Director Chad Stahelski Provides an Update on ‘Highlander’; Could Be a Movie or TV Series

     January 18, 2019

The Highlander franchise has been around for a while. Starting in 1986, it spawned five sequels, two live-action TV series, and three animated spin-offs. There’s a lot of mythology to tackle, but the basic premise is that there are race of people known as Immortals, and there can be only one of them. The Immortals are destined to fight, kill each other (the only way to kill an immortal is to decapitate them), until only one remains.


Image via 20th Century Fox

John Wick director Chad Stahelski has been attached to a Highlander reboot since November 2016, and it sounds like the project is in a bit of stasis right not because it’s unclear whether or not it can be a movie or a TV series based on how much mythology they want to tackle. Speaking to Steve Weintraub during an edit bay visit for John Wick: Chapter 3 – Parabellum, Stahelski said:

“Still fighting the good fight. Highlander is an interesting property. It’s through Lionsgate as well and Neal Moritz. We’re trying to get it done. Anyone who knows anything about the property knows it has a lot of meat to it. It’s a good property. It’s got a lot of potential. We’re just trying to figure out the best way not to fuck it up. Not to try and fit it into a 1 hour, 45 minute movie, which, when your pitch is, ‘There can be only one,’ and in your first movie you kill everybody but the one, sequels have a problem of happening. So we’re trying to design in a way that gives us a little more lead in, a little more time with the mythology and see some of the best characters. They did seven seasons of TV, and even though the TV show may not hold up today, the idea of it and the characters they brought in were super cool. So we’re trying to devise a methodology that leads up to The Quickening. You just don’t end with a one-on-one battle in New York, cut off a guy’s head, and that’s it. We want to do this in such a way that it becomes more of a series whether it’s short form or long form that would let us explore that in the best way. I have a huge, heartfelt love and respect for the project, so we’re trying to find the best way to do it to give fans what they want.”

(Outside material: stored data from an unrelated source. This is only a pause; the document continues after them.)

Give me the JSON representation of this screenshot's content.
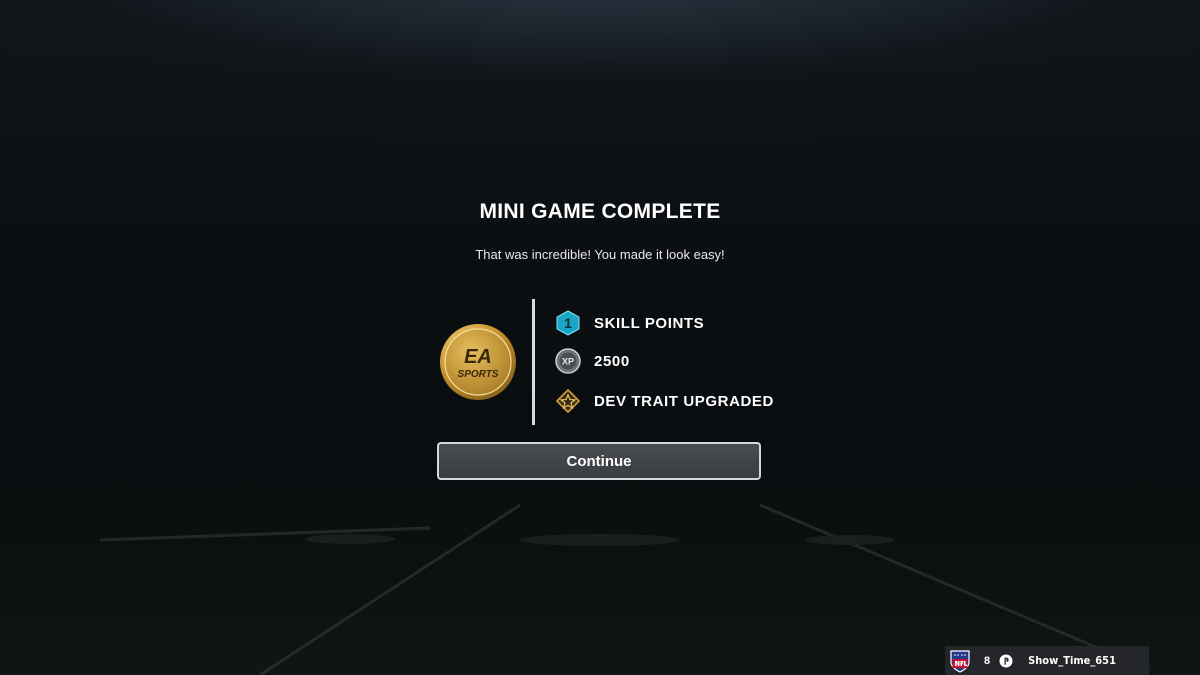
{
  "dialog": {
    "title": "MINI GAME COMPLETE",
    "message": "That was incredible! You made it look easy!"
  },
  "coin": {
    "icon": "ea-sports-coin-icon",
    "line1": "EA",
    "line2": "SPORTS"
  },
  "rewards": [
    {
      "icon": "skill-point-hex-icon",
      "icon_text": "1",
      "label": "SKILL POINTS",
      "color": "#1aa6c4"
    },
    {
      "icon": "xp-coin-icon",
      "icon_text": "XP",
      "label": "2500",
      "color": "#9aa0a6"
    },
    {
      "icon": "dev-trait-diamond-icon",
      "icon_text": "",
      "label": "DEV TRAIT UPGRADED",
      "color": "#b8893a"
    }
  ],
  "continue_button": {
    "label": "Continue"
  },
  "user": {
    "league_icon": "nfl-shield-icon",
    "level": "8",
    "platform_icon": "playstation-icon",
    "gamertag": "Show_Time_651"
  },
  "colors": {
    "background": "#090b0d",
    "accent_gold": "#c99a3a",
    "skill_teal": "#1aa6c4"
  }
}
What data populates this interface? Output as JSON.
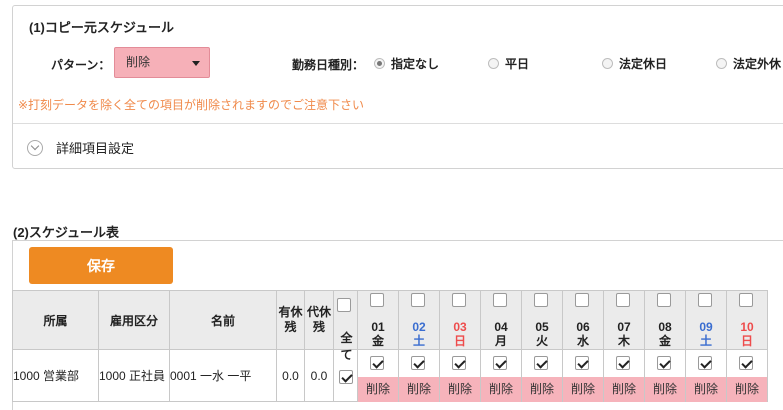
{
  "section1": {
    "title": "(1)コピー元スケジュール",
    "pattern_label": "パターン：",
    "pattern_value": "削除",
    "daytype_label": "勤務日種別：",
    "daytype_options": [
      "指定なし",
      "平日",
      "法定休日",
      "法定外休"
    ],
    "daytype_selected": "指定なし",
    "warning": "※打刻データを除く全ての項目が削除されますのでご注意下さい",
    "detail_label": "詳細項目設定"
  },
  "section2": {
    "title": "(2)スケジュール表",
    "save_label": "保存"
  },
  "table": {
    "headers": {
      "dept": "所属",
      "employment": "雇用区分",
      "name": "名前",
      "paid_leave": [
        "有休",
        "残"
      ],
      "comp_leave": [
        "代休",
        "残"
      ],
      "all": "全て"
    },
    "days": [
      {
        "num": "01",
        "wd": "金"
      },
      {
        "num": "02",
        "wd": "土"
      },
      {
        "num": "03",
        "wd": "日"
      },
      {
        "num": "04",
        "wd": "月"
      },
      {
        "num": "05",
        "wd": "火"
      },
      {
        "num": "06",
        "wd": "水"
      },
      {
        "num": "07",
        "wd": "木"
      },
      {
        "num": "08",
        "wd": "金"
      },
      {
        "num": "09",
        "wd": "土"
      },
      {
        "num": "10",
        "wd": "日"
      }
    ],
    "rows": [
      {
        "dept": "1000 営業部",
        "employment": "1000 正社員",
        "name": "0001 一水 一平",
        "paid_leave": "0.0",
        "comp_leave": "0.0",
        "cell_label": "削除"
      }
    ]
  },
  "colors": {
    "accent_orange": "#ee8a22",
    "delete_pink": "#f6b3bb",
    "warning_text": "#f08a4b",
    "saturday": "#3a6dd0",
    "sunday": "#ee4c4c"
  }
}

highlander christopher lambert

Image via Summit Entertainment

He continued that if Highlander ends up being a TV series or a movie on a streaming service, that won’t prohibit what they do with the action, and it may end up giving them more freedom:

“We’re well past the script phase in terms of what we want to accomplish with a feature-length version of what we want and based on there being more after that. We want to tell the complete story of The Quickening, the Immortals, and all that. But the overall environment is changing so much. Look what Netflix is doing with TV now. As an action designer myself, there are two or three episodes of Game of Thrones that blow away 90% of features. Netflix has a whole new delivery system with features on that coming off differently and letting filmmakers and directors expand out without being crushed by opening weekend box office. So there’s a couple different mediums we want to explore and what is the best way to bring this out in.”

On the one hand, I understand where Stahelski and the producers are coming from. They see Highlander not just as a story, but as a valuable IP that needs to be debuted in the right way so that it can run for a long time and hook lots of people. Maybe that’s a film franchise, maybe it’s a TV show, but no one seems to be sure right now. My issue with this is that none of it seems to be focused on just telling a good story. It’s looking down the road rather than just saying, “How do we tell one good Highlander story and grow from there?” I understand there’s a lot of mythology, but the fact of the matter is that Highlander has always been a cult property. Appealing to a niche fanbase isn’t going to grow it out, so you have to treat it like something new even if that may alienate some of the original fans. There were fans of the original Battlestar Galactica that hated the Syfy series, but at least the Syfy series did its own thing and told a damn good story. Rather than worrying about how you’ll cram in all the mythology established by niche sequels and TV series, focus more on reinventing Highlander and making it your own.